Ustura Kemal artık ekranda. Dizinin yönetmeni olan Mustafa Şevki Doğan ile çekimlerden önce konuşup hassasiyetlerinizi belirttiniz mi?
Onu ve Oktay Kaynarca'yı tanırım. Dizinin yapımcısı olan Süreç filmin sahibi Ali Gündoğdu ile 1996 yılında beraber yine Ustura Kemal'i çektik. Altı bölüm bir tane de pilot. Fakat Türker İnanoğlu diziyi yayından kaldırdı. Gündoğdu'yu o zamanlardan tanırım. Zaten Ustura Kemal dizisi için yaptığımız anlaşmada şöyle bir madde var: Ustura Kemal'in ahlaki, insani, vatansever değerlerine sadık kalınmak şartıyla. Yani uyulmazsa dava açarım hemen. Ama buna hiç gerek yok çünkü Mustafa Şevki Doğan çok iyi bir Ustura Kemal okuru. O zaten bunun yapılmasını uzun süredir istiyordu.
Peki dizide hangi karakterlerin öne çıkması gerektiğine dair bir öneriniz oldu mu?
Mesela İşgal Orduları İstihbarat Dairesi şefi J.G Benett. Emre Kınay tam bu adamın tipi, yüzü bile benziyor, soğuk. Kınay'a Benett'in ses bandını gönderdim. O kırık Türkçe ile konuşmasını hemen kapmış. Mustafa Şevki Doğan ile konuştum, "hemen kaptı" diyor onun konuşma tarzını. Bu adamın en büyük kötülüğü İstanbul'un işgal döneminde Anadolu'ya silah sevkiyatı yapacak gemilere vize vermemesi. Bu yüzden cephanelik boşaltılmış olsa bile Anadolu'ya silah ulaşmıyor. Fakat sonra bu gemiler için ticari belge alınarak Benett atlatılıyor.Yıllar sonra 1973'te Benett İstanbul'dan Anadolu'ya kaçırılan silahların ve milli mücadeleye katılmak isteyen insanların son durağı olan Özbekler Tekkesi'ne geldi ve tekkenin son şeyhi gazeteci Nezih Uzel ile yaptığı röportajda o dönem yaptıklarından dolayı özür diledi, vicdan azabı çektiğini söyledi. Son sözü de şu: "Ben J.G Benett kahraman Türk insanından, yaşayan insanlardan ve yaşamayan çocuklardan beni affetmelerini ve haklarını helal etmelerini istiyorum çünkü ben sizi 50 yıldan beri çok seviyorum." Benett İngiltere'de hafta sonu üniversitesinde Türkçe dili ve edebiyatı dersi verdiği bir dönemde ölüyor. Başka öne çıkması gereken bir diğer karakter de Ustura Kemal'in yakın arkadaşı Arap Abdullah. Diğer lakabı "yüce dağların ayısı".

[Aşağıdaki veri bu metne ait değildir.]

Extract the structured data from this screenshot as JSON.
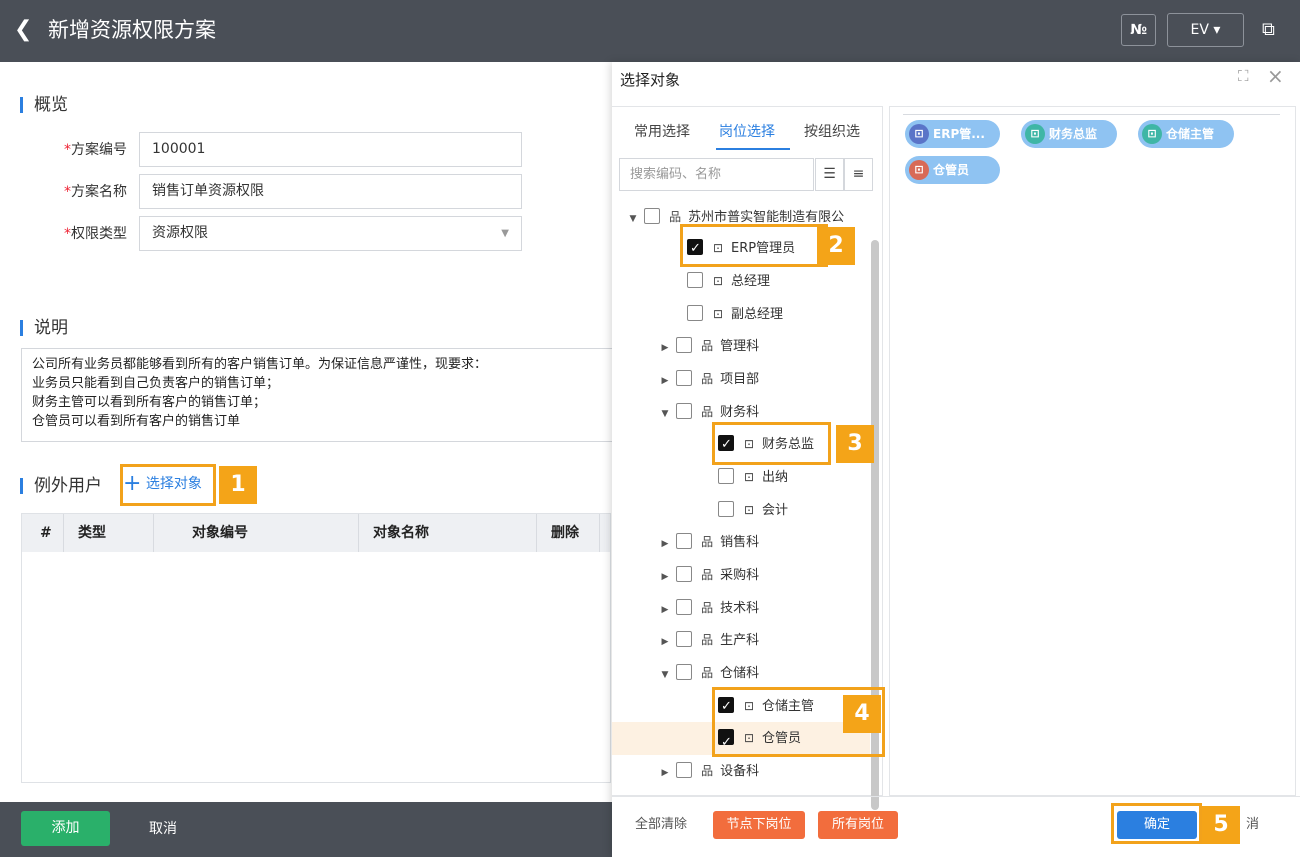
{
  "header": {
    "back_icon": "chevron-left-icon",
    "title": "新增资源权限方案",
    "no_button": "№",
    "env_label": "EV ▾",
    "export_icon": "external-link-icon"
  },
  "overview": {
    "title": "概览",
    "fields": [
      {
        "label": "方案编号",
        "value": "100001"
      },
      {
        "label": "方案名称",
        "value": "销售订单资源权限"
      },
      {
        "label": "权限类型",
        "value": "资源权限"
      }
    ]
  },
  "description": {
    "title": "说明",
    "lines": [
      "公司所有业务员都能够看到所有的客户销售订单。为保证信息严谨性，现要求：",
      "业务员只能看到自己负责客户的销售订单；",
      "财务主管可以看到所有客户的销售订单；",
      "仓管员可以看到所有客户的销售订单"
    ]
  },
  "exceptions": {
    "title": "例外用户",
    "select_label": "选择对象",
    "columns": [
      "#",
      "类型",
      "对象编号",
      "对象名称",
      "删除"
    ]
  },
  "footer": {
    "add": "添加",
    "cancel": "取消"
  },
  "modal": {
    "title": "选择对象",
    "tabs": [
      "常用选择",
      "岗位选择",
      "按组织选"
    ],
    "active_tab": "岗位选择",
    "search_placeholder": "搜索编码、名称",
    "tree": [
      {
        "label": "苏州市普实智能制造有限公",
        "type": "org",
        "expanded": true,
        "checked": false
      },
      {
        "label": "ERP管理员",
        "type": "post",
        "checked": true
      },
      {
        "label": "总经理",
        "type": "post",
        "checked": false
      },
      {
        "label": "副总经理",
        "type": "post",
        "checked": false
      },
      {
        "label": "管理科",
        "type": "org",
        "expanded": false,
        "checked": false
      },
      {
        "label": "项目部",
        "type": "org",
        "expanded": false,
        "checked": false
      },
      {
        "label": "财务科",
        "type": "org",
        "expanded": true,
        "checked": false
      },
      {
        "label": "财务总监",
        "type": "post",
        "checked": true
      },
      {
        "label": "出纳",
        "type": "post",
        "checked": false
      },
      {
        "label": "会计",
        "type": "post",
        "checked": false
      },
      {
        "label": "销售科",
        "type": "org",
        "expanded": false,
        "checked": false
      },
      {
        "label": "采购科",
        "type": "org",
        "expanded": false,
        "checked": false
      },
      {
        "label": "技术科",
        "type": "org",
        "expanded": false,
        "checked": false
      },
      {
        "label": "生产科",
        "type": "org",
        "expanded": false,
        "checked": false
      },
      {
        "label": "仓储科",
        "type": "org",
        "expanded": true,
        "checked": false
      },
      {
        "label": "仓储主管",
        "type": "post",
        "checked": true
      },
      {
        "label": "仓管员",
        "type": "post",
        "checked": true
      },
      {
        "label": "设备科",
        "type": "org",
        "expanded": false,
        "checked": false
      }
    ],
    "selected_chips": [
      {
        "label": "ERP管...",
        "color": "#8fc3f2",
        "icon_color": "#5a74c8"
      },
      {
        "label": "财务总监",
        "color": "#8fc3f2",
        "icon_color": "#3fb6a6"
      },
      {
        "label": "仓储主管",
        "color": "#8fc3f2",
        "icon_color": "#3fb6a6"
      },
      {
        "label": "仓管员",
        "color": "#8fc3f2",
        "icon_color": "#d86a57"
      }
    ],
    "footer": {
      "clear_all": "全部清除",
      "node_posts": "节点下岗位",
      "all_posts": "所有岗位",
      "confirm": "确定",
      "cancel_partial": "消"
    }
  },
  "annotations": [
    "1",
    "2",
    "3",
    "4",
    "5"
  ],
  "colors": {
    "accent": "#2b7fe0",
    "highlight": "#f2a21b",
    "header_bg": "#4a4f57",
    "add_green": "#2ab06a",
    "orange": "#f26d3d"
  }
}
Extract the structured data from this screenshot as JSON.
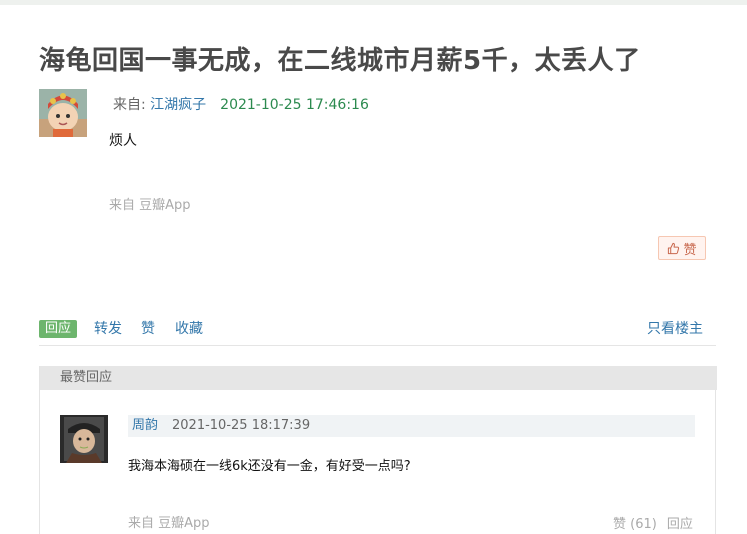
{
  "topic": {
    "title": "海龟回国一事无成，在二线城市月薪5千，太丢人了",
    "from_label": "来自: ",
    "author": "江湖疯子",
    "time": "2021-10-25 17:46:16",
    "content": "烦人",
    "source": "来自 豆瓣App",
    "like_label": "赞"
  },
  "actions": {
    "reply": "回应",
    "repost": "转发",
    "like": "赞",
    "collect": "收藏",
    "op_only": "只看楼主"
  },
  "top_replies": {
    "header": "最赞回应",
    "items": [
      {
        "author": "周韵",
        "time": "2021-10-25 18:17:39",
        "content": "我海本海硕在一线6k还没有一金，有好受一点吗?",
        "source": "来自 豆瓣App",
        "like_label": "赞 (61)",
        "reply_label": "回应"
      }
    ]
  },
  "colors": {
    "link": "#3377aa",
    "time_green": "#2c8a4f",
    "reply_button": "#6db56d",
    "like_button_text": "#c96a50"
  }
}
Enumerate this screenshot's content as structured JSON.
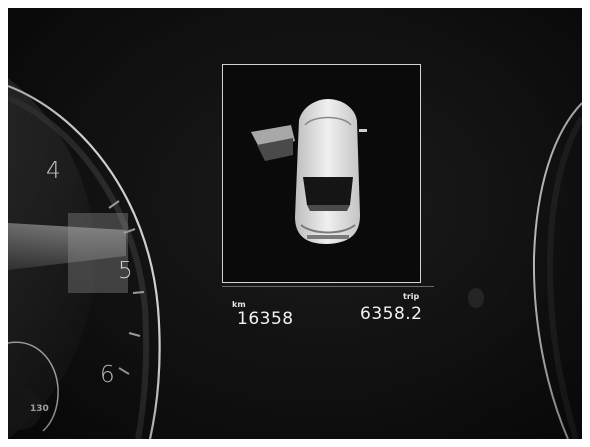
{
  "gauge": {
    "mark_4": "4",
    "mark_5": "5",
    "mark_6": "6",
    "speed_130": "130"
  },
  "display": {
    "odometer_unit": "km",
    "odometer_value": "16358",
    "trip_unit": "trip",
    "trip_value": "6358.2",
    "door_status": "rear-left-door-open"
  }
}
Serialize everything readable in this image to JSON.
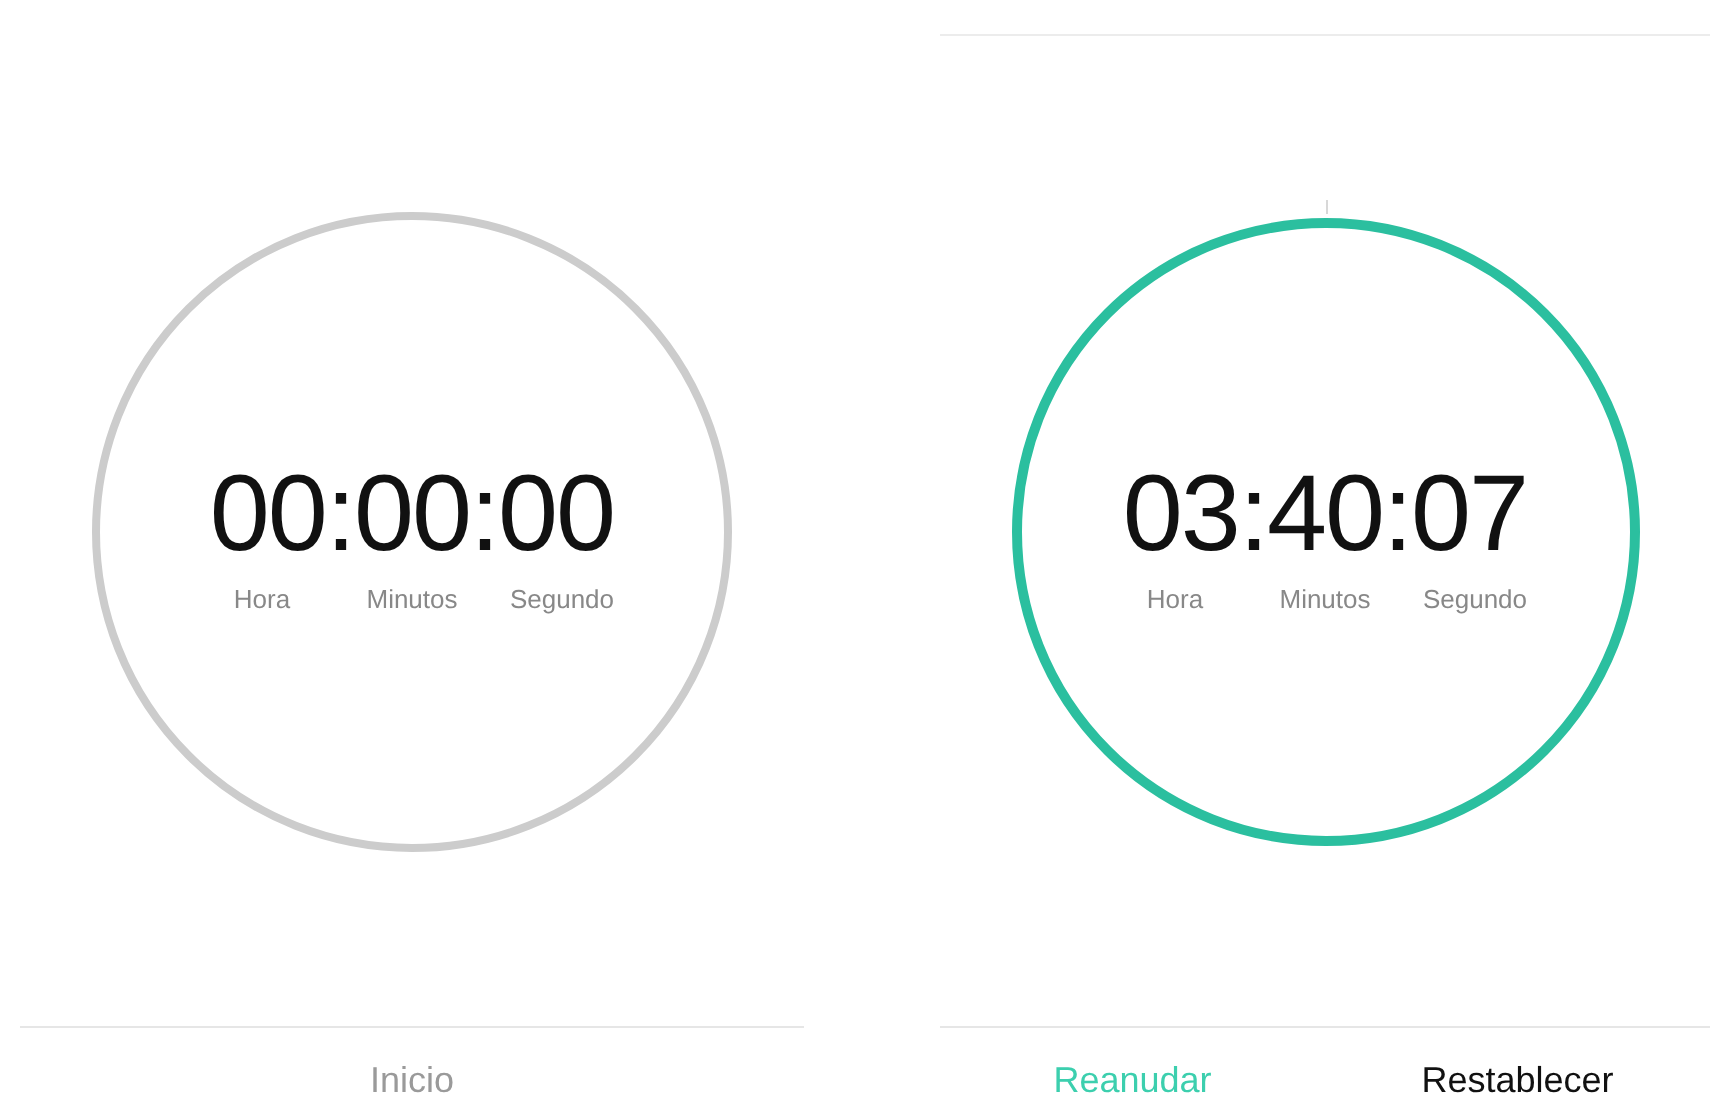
{
  "panels": [
    {
      "running": false,
      "top_rule": false,
      "time": "00:00:00",
      "units": [
        "Hora",
        "Minutos",
        "Segundo"
      ],
      "buttons": [
        {
          "label": "Inicio",
          "kind": "disabled"
        }
      ]
    },
    {
      "running": true,
      "top_rule": true,
      "time": "03:40:07",
      "units": [
        "Hora",
        "Minutos",
        "Segundo"
      ],
      "buttons": [
        {
          "label": "Reanudar",
          "kind": "accent"
        },
        {
          "label": "Restablecer",
          "kind": "plain"
        }
      ]
    }
  ]
}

Resimli romanınızda bu 30 yılda kaç macera yayınladınız?
Valla çok. Senede bir macera çizmiş olsam, 30-31 macera. İlk maceranın ismi "Bir Eyyam Böyle Geçti". Son maceranın ismi ise "İsimsiz Kahramanlar".
Bunca yıl çizdikleriniz arasında en ön planda tuttuğunuz ve muhakkak bu dizide yer almalı dediğiniz maceralar hangileri?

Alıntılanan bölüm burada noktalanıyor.